= List of people educated at Worksop College =

Worksop College (formerly St Cuthbert's College) is a British co-educational private school for both day and boarding pupils aged 13 to 18, in Worksop. It sits at the northern edge of Sherwood Forest, in Nottinghamshire, England. Founded by Nathaniel Woodard in 1890, the school is a member of the Woodard Corporation and Headmasters' and Headmistresses' Conference, and has a strong Anglo-Catholic tradition.

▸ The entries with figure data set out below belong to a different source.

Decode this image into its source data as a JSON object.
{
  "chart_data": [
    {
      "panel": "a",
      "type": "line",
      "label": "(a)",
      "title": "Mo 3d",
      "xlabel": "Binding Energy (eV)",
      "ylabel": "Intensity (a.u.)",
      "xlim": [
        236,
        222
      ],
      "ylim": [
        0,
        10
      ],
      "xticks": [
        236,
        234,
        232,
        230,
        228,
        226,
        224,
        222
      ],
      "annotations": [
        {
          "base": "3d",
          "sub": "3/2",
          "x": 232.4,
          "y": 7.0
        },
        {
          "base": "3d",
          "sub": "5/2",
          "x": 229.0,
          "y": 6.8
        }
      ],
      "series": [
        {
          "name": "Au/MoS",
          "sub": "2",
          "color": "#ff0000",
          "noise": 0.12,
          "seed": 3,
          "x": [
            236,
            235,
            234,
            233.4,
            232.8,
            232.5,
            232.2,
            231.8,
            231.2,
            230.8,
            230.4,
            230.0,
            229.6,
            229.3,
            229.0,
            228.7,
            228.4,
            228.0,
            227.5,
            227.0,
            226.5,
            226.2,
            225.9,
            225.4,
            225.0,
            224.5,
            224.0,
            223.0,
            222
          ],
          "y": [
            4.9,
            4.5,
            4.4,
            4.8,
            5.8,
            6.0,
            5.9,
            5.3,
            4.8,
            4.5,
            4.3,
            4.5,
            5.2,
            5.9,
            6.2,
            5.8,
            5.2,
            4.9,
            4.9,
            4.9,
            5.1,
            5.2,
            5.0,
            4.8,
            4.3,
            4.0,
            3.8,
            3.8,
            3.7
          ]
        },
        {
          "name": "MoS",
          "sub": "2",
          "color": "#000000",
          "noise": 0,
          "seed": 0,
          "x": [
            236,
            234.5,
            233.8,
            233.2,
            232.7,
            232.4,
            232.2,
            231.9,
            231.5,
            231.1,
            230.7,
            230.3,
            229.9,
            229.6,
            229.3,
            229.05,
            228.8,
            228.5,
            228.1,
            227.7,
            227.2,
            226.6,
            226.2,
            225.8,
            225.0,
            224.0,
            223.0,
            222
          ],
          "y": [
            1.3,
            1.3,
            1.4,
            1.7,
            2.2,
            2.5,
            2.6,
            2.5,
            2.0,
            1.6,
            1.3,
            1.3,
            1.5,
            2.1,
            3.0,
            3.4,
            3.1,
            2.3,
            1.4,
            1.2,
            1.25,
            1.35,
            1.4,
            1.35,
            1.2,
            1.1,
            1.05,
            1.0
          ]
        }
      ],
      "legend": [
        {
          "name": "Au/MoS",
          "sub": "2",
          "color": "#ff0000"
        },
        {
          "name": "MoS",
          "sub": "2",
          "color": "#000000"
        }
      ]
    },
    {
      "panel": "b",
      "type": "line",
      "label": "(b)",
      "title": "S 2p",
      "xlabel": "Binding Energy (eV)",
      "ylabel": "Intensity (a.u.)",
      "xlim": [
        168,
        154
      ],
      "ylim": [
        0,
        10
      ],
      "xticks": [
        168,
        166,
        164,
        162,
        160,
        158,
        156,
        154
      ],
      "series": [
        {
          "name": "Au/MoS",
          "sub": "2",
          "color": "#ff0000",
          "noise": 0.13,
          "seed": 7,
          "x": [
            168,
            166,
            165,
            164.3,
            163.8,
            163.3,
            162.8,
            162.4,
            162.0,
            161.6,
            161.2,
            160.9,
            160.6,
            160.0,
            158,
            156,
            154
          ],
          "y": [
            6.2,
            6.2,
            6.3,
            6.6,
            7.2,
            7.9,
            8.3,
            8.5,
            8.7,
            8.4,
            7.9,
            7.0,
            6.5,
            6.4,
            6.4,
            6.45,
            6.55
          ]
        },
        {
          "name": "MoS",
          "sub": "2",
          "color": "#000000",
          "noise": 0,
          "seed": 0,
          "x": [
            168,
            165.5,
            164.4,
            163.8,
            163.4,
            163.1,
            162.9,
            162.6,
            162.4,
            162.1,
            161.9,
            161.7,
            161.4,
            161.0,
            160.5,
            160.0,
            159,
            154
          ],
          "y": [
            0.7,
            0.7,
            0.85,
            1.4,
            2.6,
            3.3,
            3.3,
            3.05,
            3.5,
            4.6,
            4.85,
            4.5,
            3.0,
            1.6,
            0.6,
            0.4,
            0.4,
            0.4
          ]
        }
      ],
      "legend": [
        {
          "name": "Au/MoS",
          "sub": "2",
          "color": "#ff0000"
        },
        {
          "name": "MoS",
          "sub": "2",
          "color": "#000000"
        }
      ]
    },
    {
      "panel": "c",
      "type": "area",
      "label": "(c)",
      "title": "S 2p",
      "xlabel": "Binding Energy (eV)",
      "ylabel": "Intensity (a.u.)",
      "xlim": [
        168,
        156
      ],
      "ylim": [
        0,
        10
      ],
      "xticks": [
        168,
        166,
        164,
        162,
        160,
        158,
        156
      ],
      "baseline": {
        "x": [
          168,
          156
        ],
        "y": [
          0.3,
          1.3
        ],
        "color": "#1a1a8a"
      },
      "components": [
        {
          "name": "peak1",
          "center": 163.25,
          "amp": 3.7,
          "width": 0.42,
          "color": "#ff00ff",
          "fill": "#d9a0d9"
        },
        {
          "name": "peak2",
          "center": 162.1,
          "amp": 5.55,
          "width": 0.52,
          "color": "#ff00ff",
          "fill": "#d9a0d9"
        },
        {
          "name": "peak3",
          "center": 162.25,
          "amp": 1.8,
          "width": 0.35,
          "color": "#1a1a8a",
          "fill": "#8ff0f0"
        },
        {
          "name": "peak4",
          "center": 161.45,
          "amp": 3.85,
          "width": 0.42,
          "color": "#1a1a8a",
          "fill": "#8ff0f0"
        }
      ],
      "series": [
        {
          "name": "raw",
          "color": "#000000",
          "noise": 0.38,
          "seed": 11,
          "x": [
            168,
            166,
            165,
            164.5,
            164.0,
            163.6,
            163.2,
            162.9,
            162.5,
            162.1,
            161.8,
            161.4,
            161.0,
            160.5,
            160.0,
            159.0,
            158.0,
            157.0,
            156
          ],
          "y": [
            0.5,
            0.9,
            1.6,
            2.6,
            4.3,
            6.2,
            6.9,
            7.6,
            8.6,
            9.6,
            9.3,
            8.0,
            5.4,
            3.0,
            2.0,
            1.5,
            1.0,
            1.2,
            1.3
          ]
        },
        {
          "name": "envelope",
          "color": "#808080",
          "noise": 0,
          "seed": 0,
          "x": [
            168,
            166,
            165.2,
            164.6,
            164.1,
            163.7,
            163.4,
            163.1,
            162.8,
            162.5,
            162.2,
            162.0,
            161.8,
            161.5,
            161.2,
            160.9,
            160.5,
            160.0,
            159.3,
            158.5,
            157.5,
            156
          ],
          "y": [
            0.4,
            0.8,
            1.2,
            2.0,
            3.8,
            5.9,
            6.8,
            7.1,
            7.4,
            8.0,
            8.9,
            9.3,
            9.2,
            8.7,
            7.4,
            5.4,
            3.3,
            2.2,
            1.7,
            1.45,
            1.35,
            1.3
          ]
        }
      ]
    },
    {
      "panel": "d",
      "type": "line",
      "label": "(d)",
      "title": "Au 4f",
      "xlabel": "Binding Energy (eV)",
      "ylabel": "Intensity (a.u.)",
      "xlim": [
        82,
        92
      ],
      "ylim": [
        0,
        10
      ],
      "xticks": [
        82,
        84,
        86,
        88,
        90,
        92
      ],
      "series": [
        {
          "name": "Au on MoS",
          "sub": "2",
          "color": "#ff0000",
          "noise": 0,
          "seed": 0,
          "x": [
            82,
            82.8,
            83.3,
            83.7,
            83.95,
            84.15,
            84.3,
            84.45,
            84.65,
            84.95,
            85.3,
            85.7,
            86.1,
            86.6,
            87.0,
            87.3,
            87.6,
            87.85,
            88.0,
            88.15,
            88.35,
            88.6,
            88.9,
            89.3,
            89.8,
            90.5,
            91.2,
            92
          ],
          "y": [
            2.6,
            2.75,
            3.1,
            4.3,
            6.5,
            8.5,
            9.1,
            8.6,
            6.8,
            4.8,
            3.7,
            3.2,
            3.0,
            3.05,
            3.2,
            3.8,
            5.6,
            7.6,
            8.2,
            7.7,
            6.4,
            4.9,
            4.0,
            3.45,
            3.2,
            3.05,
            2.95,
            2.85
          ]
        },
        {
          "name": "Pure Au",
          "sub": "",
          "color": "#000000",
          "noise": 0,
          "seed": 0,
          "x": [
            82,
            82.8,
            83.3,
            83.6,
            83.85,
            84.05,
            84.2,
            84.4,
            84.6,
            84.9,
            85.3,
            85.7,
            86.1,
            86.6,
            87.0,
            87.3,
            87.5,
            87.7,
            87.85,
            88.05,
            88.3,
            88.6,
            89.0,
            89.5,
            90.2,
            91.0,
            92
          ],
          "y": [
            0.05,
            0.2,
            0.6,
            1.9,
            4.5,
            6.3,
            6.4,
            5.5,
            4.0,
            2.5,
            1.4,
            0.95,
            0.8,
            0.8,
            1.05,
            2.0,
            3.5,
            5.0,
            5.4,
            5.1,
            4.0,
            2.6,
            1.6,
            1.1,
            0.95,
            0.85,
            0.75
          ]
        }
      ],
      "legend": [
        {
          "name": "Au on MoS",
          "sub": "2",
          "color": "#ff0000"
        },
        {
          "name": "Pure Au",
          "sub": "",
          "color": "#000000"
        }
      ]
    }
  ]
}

==Notable Old Worksopians==
The following are notable former pupils of the college:

- George Able (Mountgarret) - Master of Dulwich College and educationalist.
- Major William Barnsley Allen (Mason) - recipient of the Victoria Cross.
- John Austin - Bishop of Aston (1992–2005).
- Christopher Awdry (Mountgarret) - Children's author famous for writing some of the volumes in The Railway Series of books featuring Thomas the Tank Engine
- Richard Bacon (Mason) - broadcaster.
- Phil Boulton - professional rugby union player.
- Jack Buckner (Talbot) - European 5000m champion 1986, Commonwealth Silver Medallist 1986, World Championship Bronze Medallist 1987 and double Olympian (Seoul 1988 and Barcelona 1992).
- Tom Buckner (Talbot) - AAA steeplechase champion and Olympian (Barcelona 1992).
- Peter Carmichael - fighter pilot.
- Andy Carter - Conservative MP for Warrington South.
- Jonathan Chaffey - Anglican priest and former Chaplain-in-Chief of the Royal Air Force
- Chris Colton - orthopaedic surgeon
- Simon Corlett (Portland) - former president of the Irish Cricket Board.
- Neil Dickson (School House) - actor
- Adam Dixon (Shirley) - former Great Britain and England field hockey captain and Olympian
- Vivian Hollowday (School House & Shirley) - the first member of the RAF to be awarded the George Cross.
- Brett Hutton - Nottinghamshire cricketer
- Nim Hall (Shirley) - England fly half and captain 1947–1955.
- Richard Kettleborough (Portland) - international cricket umpire
- Matthew Lambley (Shirley) - Great Britain hammer thrower.
- Andy McKay (Talbot) - Club promoter and co-founder of Manumission.
- Mike McKay (Talbot) - Club promoter and co-founder of Manumission.
- Samit Patel (Talbot) - Nottinghamshire and England cricketer.
- Judge James Pickles (Mountgarret) - Judge, tabloid columnist and occasional TV personality.
- Ivor Roberts-Jones (Pelham) - sculptor who produced amongst other works the statue of Winston Churchill which currently stands in Parliament Square, London.
- Joe Root (Portland) - Yorkshire and England cricketer.
- Phil Sharpe (Shirley) - England cricketer and Wisden Cricketer of the year 1966.
- Rupert Sheldrake (Pelham) - scientist, author and television personality.
- Mark Simmonds (Portland) - Former Conservative Member of Parliament for Boston and Skegness.
- Tom Sorsby (Shirley) - current member of the England and Great Britain field hockey team.
- Bill Sykes - college chaplain and author.
- Chad Varah (Fleur de Lys) - Founder of The Samaritans.
- Marcus Vere (Pelham) - musician, composer and keyboard player in the 1980s group Living In A Box.
- Richard Winsor (Pelham) - actor and dancer
- Hugh Walters - actor
- Oliver Willars (Pelham) - former member of the Great Britain and England field hockey teams.